>> Christophe Lemaire, who shows his first Hermes collection in March, says that instead of channeling former Hermes designer Jean Paul Gaultier's runway extravaganzas, he expects to display his collections in a more intimate setting.
The decision reflects his vision for the brand as a whole, he tells WWD: “I think that it’s time to go back to a more honest vision of fashion, and that there is room for a simpler, more pared-down wardrobe that is better suited to everyday life. I have always campaigned to bring quality and, if possible, poetry to everyday life. You don’t change your wardrobe every six months. You build it up over time.”
He added that he is imaging his Hermes to be more in line with Martin Margiela's — who designed for Hermes between 1998 and 2003 — rather than Gaultier's: “I think I will be walking in the footsteps of Margiela more than Gaultier, even if I have a lot of respect for Jean Paul Gaultier and his virtuosity."

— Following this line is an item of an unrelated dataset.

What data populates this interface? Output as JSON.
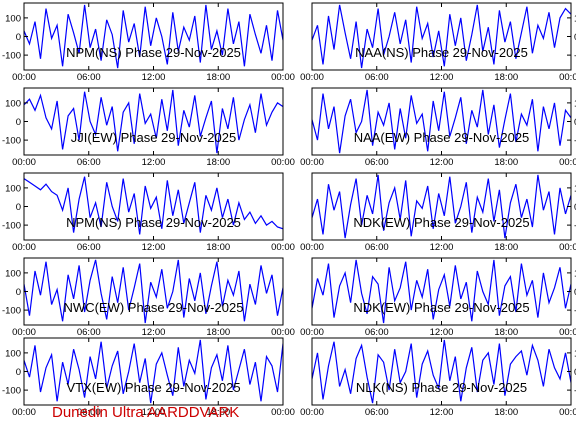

Lemaire, who left his position as Lacoste creative director to join Hermes, alluded to tensions with his previous management: “It’s as if the moment had finally arrived for me to show what I’m capable of. For various reasons, I have always lacked either the maturity or the means to develop my own brand, and at Lacoste, I was working under constraints that meant that, even though I think I did a good job, I was never able to unleash my full potential. So I hope to be able to do that at Hermès.” He continued: “I think I succeeded in projecting a certain vision of the brand [at Lacoste]. The problem with a brand is that if the designer has a vision and the management does not have the same vision, or does not understand that vision, then there is obviously a disconnect. So I think that is being addressed, but it was definitely an issue for me.”